Na ja, 10-m-Klasse (...beim Impact? Dann sicher noch mit gehörigem Anteil kosmischer Geschwindigkeit...)
und 10 km Entfernung???? Da "shaked, rattled und rolled" es aber auch noch ganz schön heftig, würde ich
doch mal annehmen. Vielleicht gar nicht so gesund...

Also mir würde ja schon so ein kleines Steinchen etwa von der Größenordnung des Barntrup-Meteoriten
reichen, wenn er denn in unseren Garten fiele. PS:...wenn es dann bloß nicht diesen Stress mit der
Eigentumsfrage gäbe im Nachhinein und hierzulande....
:prostbier: Alex

Alex, da gebe ich Dir voll recht, denn wenn man bedenkt, daß der La Mancha - Meteoroide nur etwa 20-30cm Durchmesser hatte, so interpretieren jedenfalls die Wissenschaftler die Messungen der Nuklide der Probestücke, und damals ein 7km entfernter Mann vor Schreck die Werkzeuge weggeschmissen hat und, um sich zu schützen, die Arme hochgerissen hat und dabei in Deckung ging, um zu schauen, was da auf ihn herein bricht, dann möchte ich lieber nicht in 10km Entfernung stehen, um einen 10m oder 20m Brocken zu beobachten, was der da so veranstaltet. Weil ich auch weiß, daß ein Fallgebiet leicht auch mal 40km lang und 7km breit sein kann, verzichte ich hiermit auch auf einen exakten Überflug der Feuerkugel über mein Zenit, obwohl genau diese Position die schönste und interessanteste wäre ...   :prostbier:

In der Urkaine sind 2001 lockere Fensterscheiben gebrochen und manch gestandener Mann hat sich hingeschmissen vor Angst. Gut vielleicht war es auch der Wotka.  :nixweiss: Aber ich glaube auch dem Mann in Carancas, der behauptete, durch die Luft geschleudert worden zu sein. Und das war nur ein großer Brocken.
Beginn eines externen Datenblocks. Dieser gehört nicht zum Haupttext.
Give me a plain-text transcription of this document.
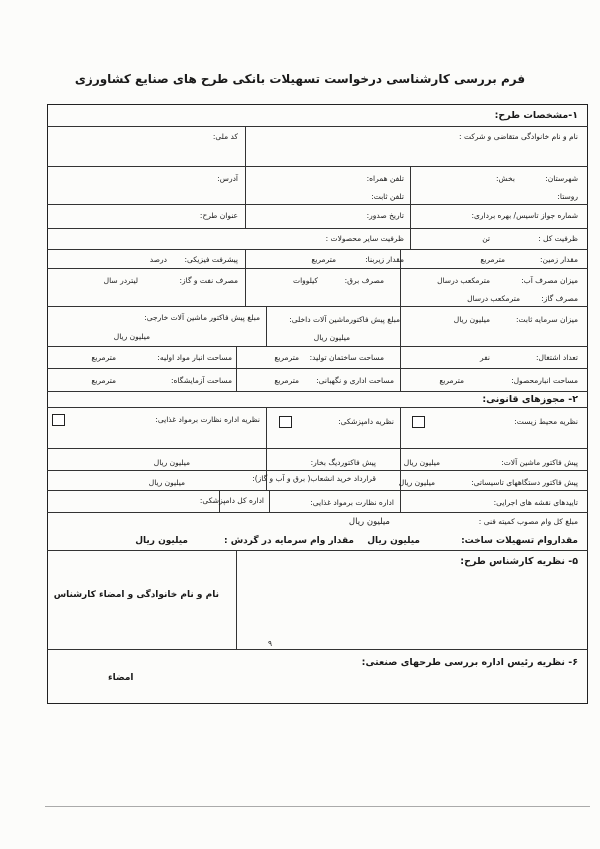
فرم بررسی کارشناسی درخواست تسهیلات بانکی طرح های صنایع کشاورزی
۱-مشخصات طرح:
نام و نام خانوادگی متقاضی و شرکت :
کد ملی:
شهرستان:
بخش:
تلفن همراه:
آدرس:
روستا:
تلفن ثابت:
شماره جواز تاسیس/ بهره برداری:
تاریخ صدور:
عنوان طرح:
ظرفیت کل :
تن
ظرفیت سایر محصولات :
مقدار زمین:
مترمربع
مقدار زیربنا:
مترمربع
پیشرفت فیزیکی:
درصد
میزان مصرف آب:
مترمکعب درسال
مصرف برق:
کیلووات
مصرف نفت و گاز:
لیتردر سال
مصرف گاز:
مترمکعب درسال
میزان سرمایه ثابت:
میلیون ریال
مبلغ پیش فاکتورماشین آلات داخلی:
میلیون ریال
مبلغ پیش فاکتور ماشین آلات خارجی:
میلیون ریال
تعداد اشتغال:
نفر
مساحت ساختمان تولید:
مترمربع
مساحت انبار مواد اولیه:
مترمربع
مساحت انبارمحصول:
مترمربع
مساحت اداری و نگهبانی:
مترمربع
مساحت آزمایشگاه:
مترمربع
۲- مجوزهای قانونی:
نظریه محیط زیست:
نظریه دامپزشکی:
نظریه اداره نظارت برمواد غذایی:
پیش فاکتور ماشین آلات:
میلیون ریال
پیش فاکتوردیگ بخار:
میلیون ریال
پیش فاکتور دستگاههای تاسیساتی:
میلیون ریال
قرارداد خرید انشعاب( برق و آب و گاز):
میلیون ریال
تاییدهای نقشه های اجرایی:
اداره نظارت برمواد غذایی:
اداره کل دامپزشکی:
مبلغ کل وام مصوب کمیته فنی :
میلیون ریال
مقداروام تسهیلات ساخت:
میلیون ریال
مقدار وام سرمایه در گردش :
میلیون ریال
۵- نظریه کارشناس طرح:
نام و نام خانوادگی و امضاء کارشناس
۹
۶- نظریه رئیس اداره بررسی طرحهای صنعتی:
امضاء
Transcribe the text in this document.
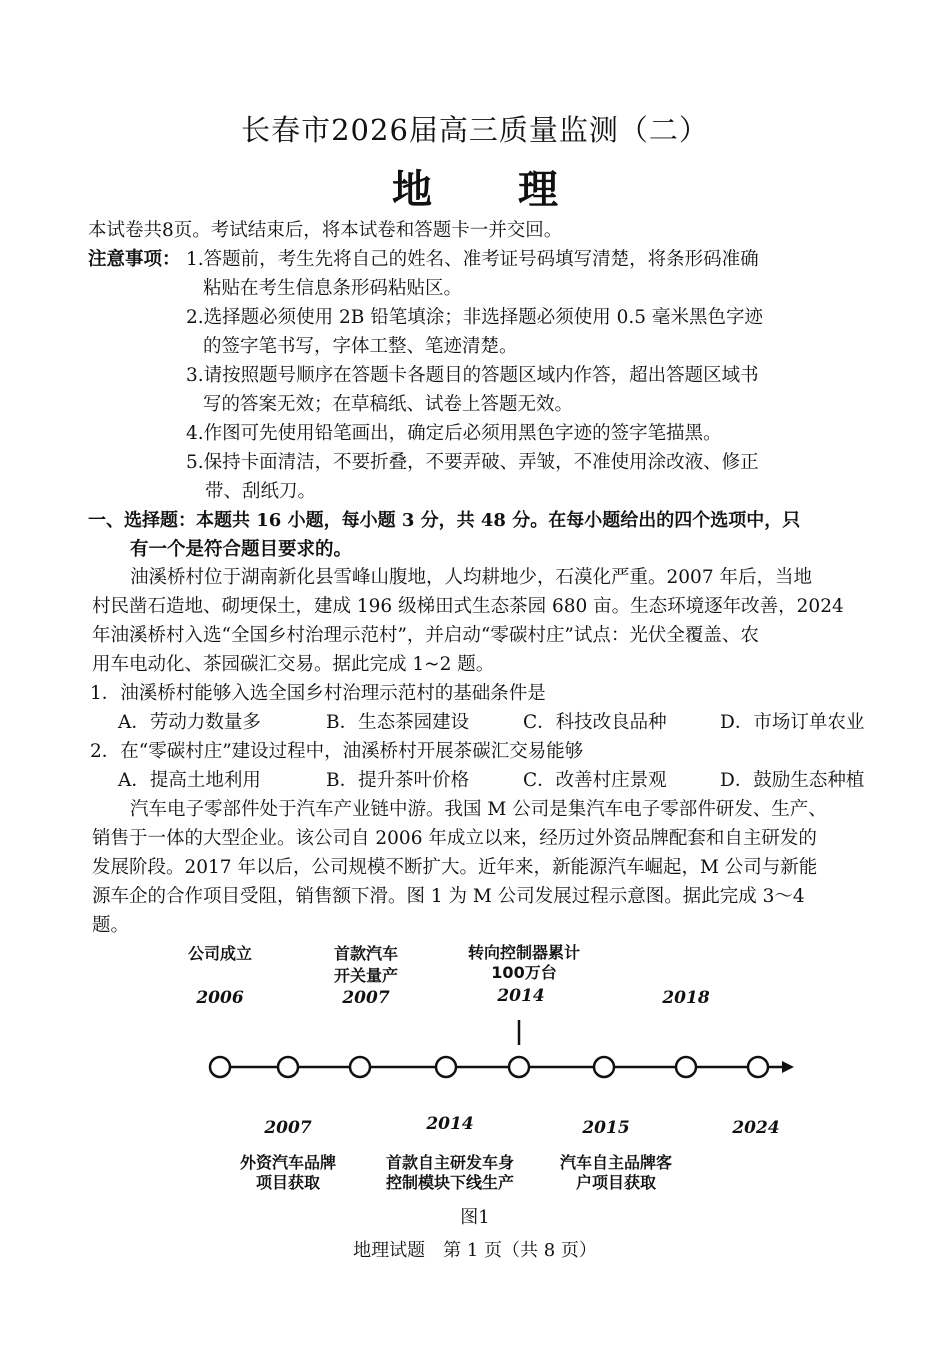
长春市2026届高三质量监测（二）
地 理
本试卷共8页。考试结束后，将本试卷和答题卡一并交回。
注意事项： 1.答题前，考生先将自己的姓名、准考证号码填写清楚，将条形码准确
粘贴在考生信息条形码粘贴区。
2.选择题必须使用 2B 铅笔填涂；非选择题必须使用 0.5 毫米黑色字迹
的签字笔书写，字体工整、笔迹清楚。
3.请按照题号顺序在答题卡各题目的答题区域内作答，超出答题区域书
写的答案无效；在草稿纸、试卷上答题无效。
4.作图可先使用铅笔画出，确定后必须用黑色字迹的签字笔描黑。
5.保持卡面清洁，不要折叠，不要弄破、弄皱，不准使用涂改液、修正
带、刮纸刀。
一、选择题：本题共 16 小题，每小题 3 分，共 48 分。在每小题给出的四个选项中，只
有一个是符合题目要求的。
油溪桥村位于湖南新化县雪峰山腹地，人均耕地少，石漠化严重。2007 年后，当地
村民凿石造地、砌埂保土，建成 196 级梯田式生态茶园 680 亩。生态环境逐年改善，2024
年油溪桥村入选“全国乡村治理示范村”，并启动“零碳村庄”试点：光伏全覆盖、农
用车电动化、茶园碳汇交易。据此完成 1~2 题。
1．油溪桥村能够入选全国乡村治理示范村的基础条件是
A．劳动力数量多	B．生态茶园建设	C．科技改良品种	D．市场订单农业
2．在“零碳村庄”建设过程中，油溪桥村开展茶碳汇交易能够
A．提高土地利用	B．提升茶叶价格	C．改善村庄景观	D．鼓励生态种植
汽车电子零部件处于汽车产业链中游。我国 M 公司是集汽车电子零部件研发、生产、
销售于一体的大型企业。该公司自 2006 年成立以来，经历过外资品牌配套和自主研发的
发展阶段。2017 年以后，公司规模不断扩大。近年来，新能源汽车崛起，M 公司与新能
源车企的合作项目受阻，销售额下滑。图 1 为 M 公司发展过程示意图。据此完成 3～4
题。
公司成立
2006
首款汽车
开关量产
2007
转向控制器累计
100万台
2014	2018
2007
外资汽车品牌
项目获取
2014
首款自主研发车身
控制模块下线生产
2015
汽车自主品牌客
户项目获取
2024
图1
地理试题　第 1 页（共 8 页）
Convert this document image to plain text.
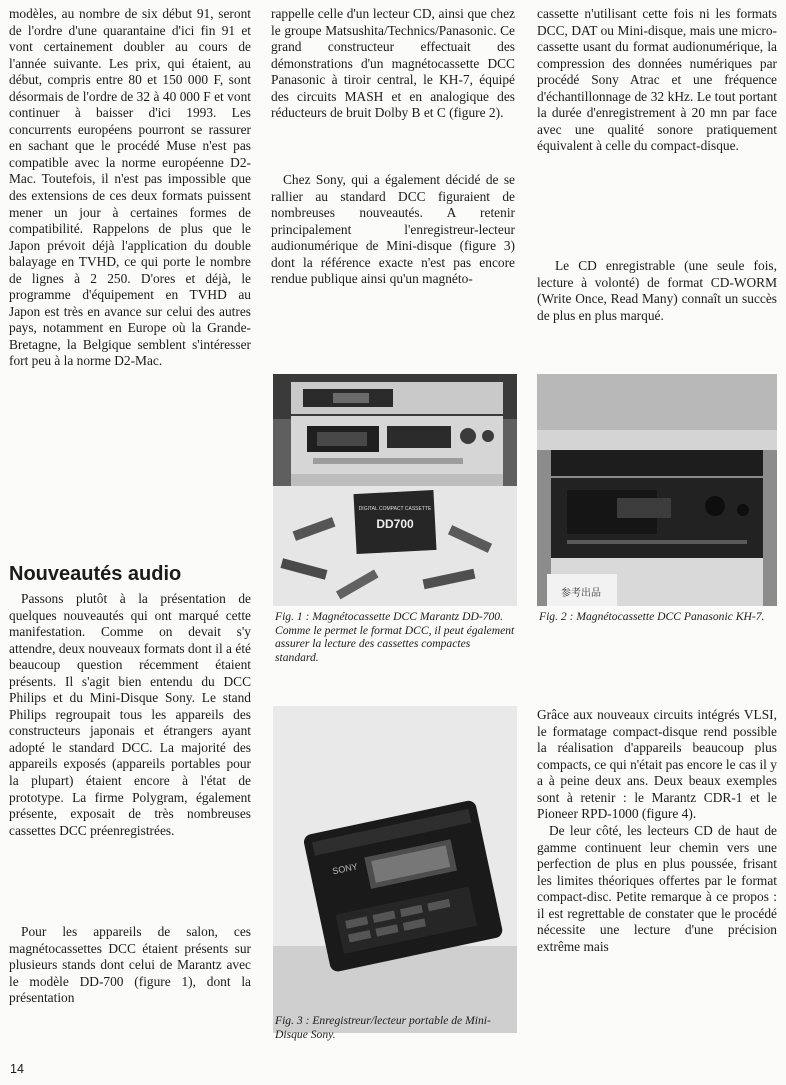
modèles, au nombre de six début 91, seront de l'ordre d'une quarantaine d'ici fin 91 et vont certainement doubler au cours de l'année suivante. Les prix, qui étaient, au début, compris entre 80 et 150 000 F, sont désormais de l'ordre de 32 à 40 000 F et vont continuer à baisser d'ici 1993. Les concurrents européens pourront se rassurer en sachant que le procédé Muse n'est pas compatible avec la norme européenne D2-Mac. Toutefois, il n'est pas impossible que des extensions de ces deux formats puissent mener un jour à certaines formes de compatibilité. Rappelons de plus que le Japon prévoit déjà l'application du double balayage en TVHD, ce qui porte le nombre de lignes à 2 250. D'ores et déjà, le programme d'équipement en TVHD au Japon est très en avance sur celui des autres pays, notamment en Europe où la Grande-Bretagne, la Belgique semblent s'intéresser fort peu à la norme D2-Mac.

Nouveautés audio

Passons plutôt à la présentation de quelques nouveautés qui ont marqué cette manifestation. Comme on devait s'y attendre, deux nouveaux formats dont il a été beaucoup question récemment étaient présents. Il s'agit bien entendu du DCC Philips et du Mini-Disque Sony. Le stand Philips regroupait tous les appareils des constructeurs japonais et étrangers ayant adopté le standard DCC. La majorité des appareils exposés (appareils portables pour la plupart) étaient encore à l'état de prototype. La firme Polygram, également présente, exposait de très nombreuses cassettes DCC préenregistrées.

Pour les appareils de salon, ces magnétocassettes DCC étaient présents sur plusieurs stands dont celui de Marantz avec le modèle DD-700 (figure 1), dont la présentation

rappelle celle d'un lecteur CD, ainsi que chez le groupe Matsushita/Technics/Panasonic. Ce grand constructeur effectuait des démonstrations d'un magnétocassette DCC Panasonic à tiroir central, le KH-7, équipé des circuits MASH et en analogique des réducteurs de bruit Dolby B et C (figure 2).

Chez Sony, qui a également décidé de se rallier au standard DCC figuraient de nombreuses nouveautés. A retenir principalement l'enregistreur-lecteur audionumérique de Mini-disque (figure 3) dont la référence exacte n'est pas encore rendue publique ainsi qu'un magnéto-

cassette n'utilisant cette fois ni les formats DCC, DAT ou Mini-disque, mais une micro-cassette usant du format audionumérique, la compression des données numériques par procédé Sony Atrac et une fréquence d'échantillonnage de 32 kHz. Le tout portant la durée d'enregistrement à 20 mn par face avec une qualité sonore pratiquement équivalent à celle du compact-disque.

Le CD enregistrable (une seule fois, lecture à volonté) de format CD-WORM (Write Once, Read Many) connaît un succès de plus en plus marqué.

Grâce aux nouveaux circuits intégrés VLSI, le formatage compact-disque rend possible la réalisation d'appareils beaucoup plus compacts, ce qui n'était pas encore le cas il y a à peine deux ans. Deux beaux exemples sont à retenir : le Marantz CDR-1 et le Pioneer RPD-1000 (figure 4).

De leur côté, les lecteurs CD de haut de gamme continuent leur chemin vers une perfection de plus en plus poussée, frisant les limites théoriques offertes par le format compact-disc. Petite remarque à ce propos : il est regrettable de constater que le procédé nécessite une lecture d'une précision extrême mais

DIGITAL COMPACT CASSETTE
DD700

Fig. 1 : Magnétocassette DCC Marantz DD-700. Comme le permet le format DCC, il peut également assurer la lecture des cassettes compactes standard.

参考出品

Fig. 2 : Magnétocassette DCC Panasonic KH-7.

SONY

Fig. 3 : Enregistreur/lecteur portable de Mini-Disque Sony.

14
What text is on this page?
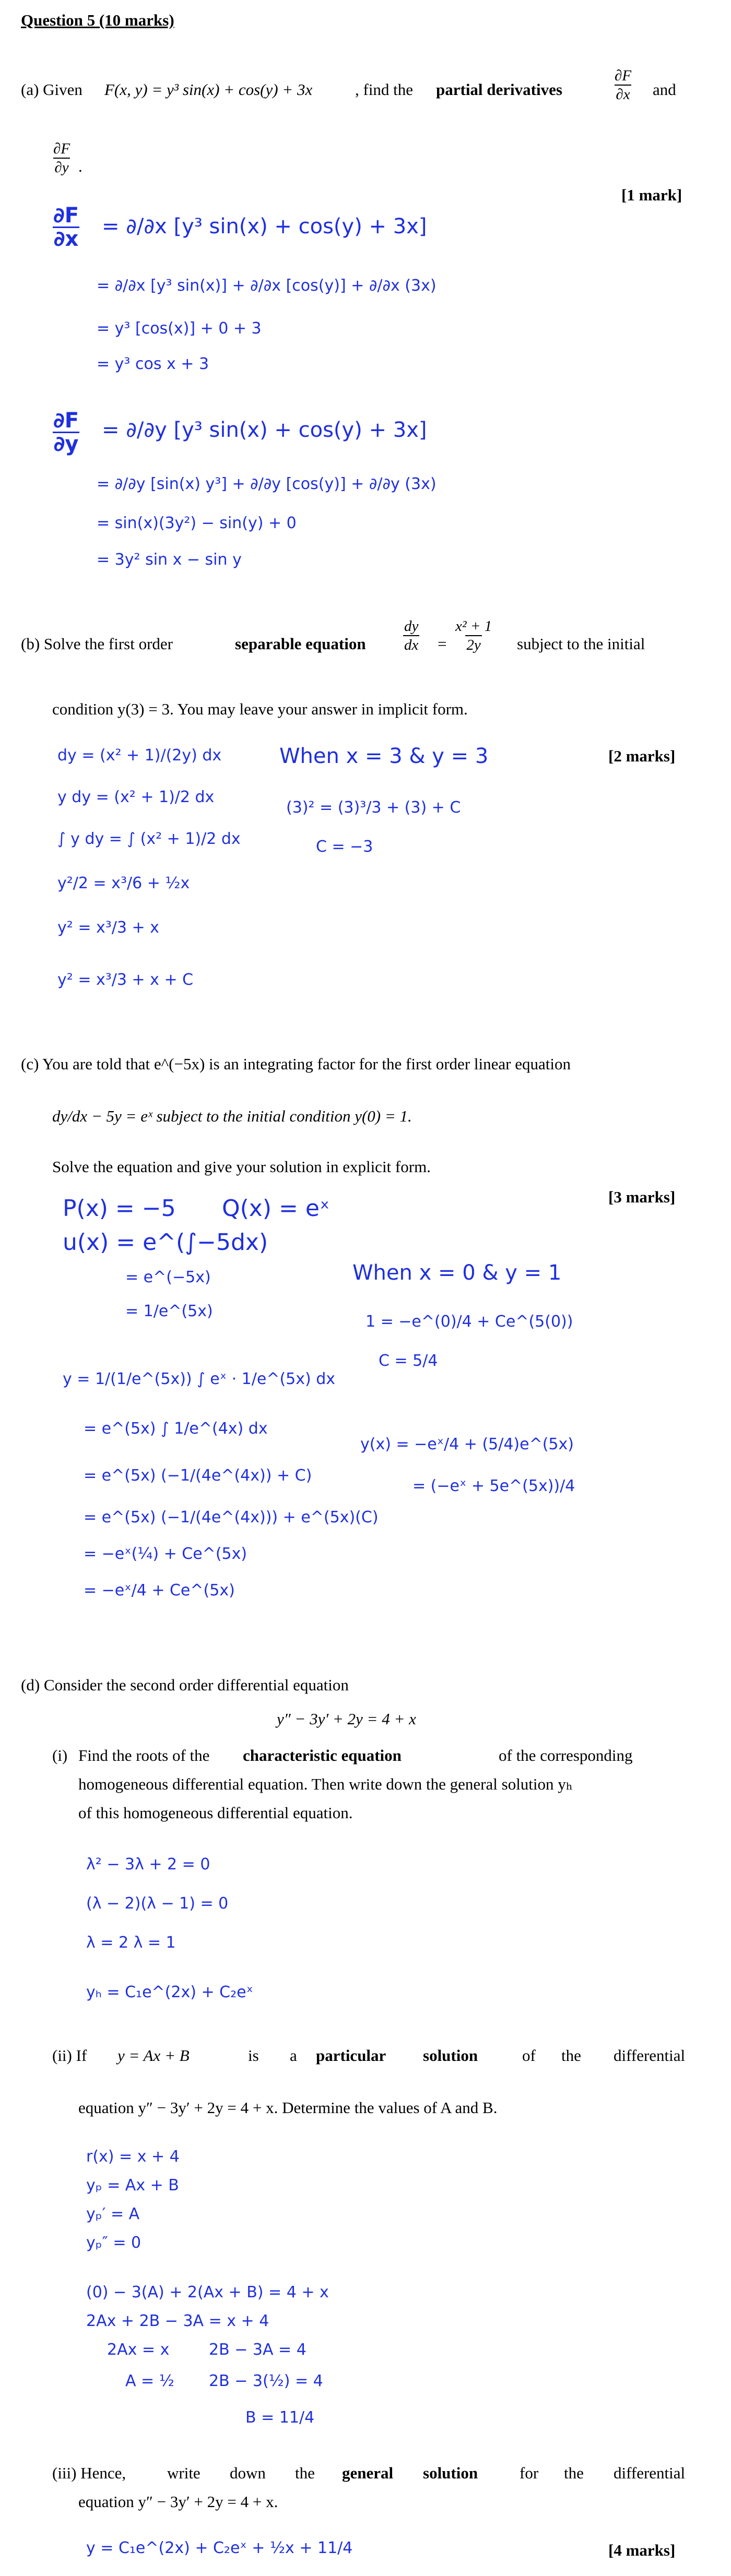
Question 5 (10 marks)
(a) Given F(x, y) = y³ sin(x) + cos(y) + 3x	, find the partial derivatives	$\frac{\partial F}{\partial x}$ and
$\frac{\partial F}{\partial y}$ .
[1 mark]
$\frac{\partial F}{\partial x} = \partial/\partial x$ [y³ sin(x) + cos(y) + 3x]
= ∂/∂x [y³ sin(x)] + ∂/∂x [cos(y)] + ∂/∂x (3x)
= y³ [cos(x)] + 0 + 3
= y³ cos x + 3
$\frac{\partial F}{\partial y} = \partial/\partial y$ [y³ sin(x) + cos(y) + 3x]
= ∂/∂y [sin(x) y³] + ∂/∂y [cos(y)] + ∂/∂y (3x)
= sin(x)(3y²) − sin(y) + 0
= 3y² sin x − sin y
(b) Solve the first order	separable equation $\frac{dy}{dx} = \frac{\text{x² + 1}}{2y}$ subject to the initial
condition y(3) = 3. You may leave your answer in implicit form.
dy = (x² + 1)/(2y) dx
y dy = (x² + 1)/2 dx
∫ y dy = ∫ (x² + 1)/2 dx
y²/2 = x³/6 + ½x
y² = x³/3 + x
y² = x³/3 + x + C
When x = 3 & y = 3	[2 marks]
(3)² = (3)³/3 + (3) + C
C = −3
(c) You are told that e^(−5x) is an integrating factor for the first order linear equation
dy/dx − 5y = eˣ subject to the initial condition y(0) = 1.
Solve the equation and give your solution in explicit form.
[3 marks]
P(x) = −5 Q(x) = eˣ
u(x) = e^(∫−5dx)
= e^(−5x)
= 1/e^(5x)
y = 1/(1/e^(5x)) ∫ eˣ · 1/e^(5x) dx
= e^(5x) ∫ 1/e^(4x) dx
= e^(5x) (−1/(4e^(4x)) + C)
= e^(5x) (−1/(4e^(4x))) + e^(5x)(C)
= −eˣ(¼) + Ce^(5x)
= −eˣ/4 + Ce^(5x)
When x = 0 & y = 1
1 = −e^(0)/4 + Ce^(5(0))
C = 5/4
y(x) = −eˣ/4 + (5/4)e^(5x)
= (−eˣ + 5e^(5x))/4
(d) Consider the second order differential equation
y″ − 3y′ + 2y = 4 + x
(i) Find the roots of the characteristic equation	of the corresponding
homogeneous differential equation. Then write down the general solution yₕ
of this homogeneous differential equation.
λ² − 3λ + 2 = 0
(λ − 2)(λ − 1) = 0
λ = 2 λ = 1
yₕ = C₁e^(2x) + C₂eˣ
(ii) If y = Ax + B	is a particular solution	of the differential
equation y″ − 3y′ + 2y = 4 + x. Determine the values of A and B.
r(x) = x + 4
yₚ = Ax + B
yₚ′ = A
yₚ″ = 0
(0) − 3(A) + 2(Ax + B) = 4 + x
2Ax + 2B − 3A = x + 4
2Ax = x	2B − 3A = 4
A = ½ 2B − 3(½) = 4
B = 11/4
(iii) Hence,	write down the general solution	for the differential
equation y″ − 3y′ + 2y = 4 + x.
y = C₁e^(2x) + C₂eˣ + ½x + 11/4	[4 marks]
Was ist wenn der in handliche 10cm Stücke zerfällt, dann haben wir hunderte Eindringlinge mit Überschallgeschwindigkeit und ein schickes Beben, denn die zusammen machen erst mal Terz! 10km ist einfach zu nah! Der Schall und so kann auch aus 25 oder gar 50km locker gehört werden. Da würde ich stehen - äh nee - liegen, um alles besser sehen zu können!  :fluester:

Aus Sicherheitsgründen müsste man zwar besser stehen, damit die Einschlagsfläche auf einen Menschen so gring wie möglich wird, aber was soll´s. Mitten in Madrid war 1896 auch ein Met-Schauer eingetroffen, so das alle wegen dem Erdbeben (was in wirklichkeit ein Himmelsbeben war) nach draußen rannten. Doch draußen war und wäre eine eher schlechte Lösung denn, wie schon E. Cohen kurz darauf "Über den Meteoritenfall bei Madrid" der Welt berichtet (Separat-Abdruck, Mittheilungen d. naturwissenschaftlichen Vereins für Neu-Vorpommern und Rügen 28.Jahrg. 1896), hagelte es Steine vom Himmel: "... In Madrid wurde einem Zeitungsleser auf der Straße die Zeitung durch ein 125g schweres Stück durchlöchert ..." Gott sei Dank nur die Zeitung! Äh was hat eigentlich Gott damit zu tun  :gruebel:

Was den Meteoroiden von Peru angeht, da dauert es nicht mehr lang und ich sage Euch wie groß das Objekt war. Okay - wenn wir Glück haben, muß ich dazu sagen und hoffentlich die richtigen MetProben gemessen werden, denn die sollten möglichst vom Inneren und eben auch vom Rand her stammen ...

 :user:
Thomas
Grau ist alle Theorie ...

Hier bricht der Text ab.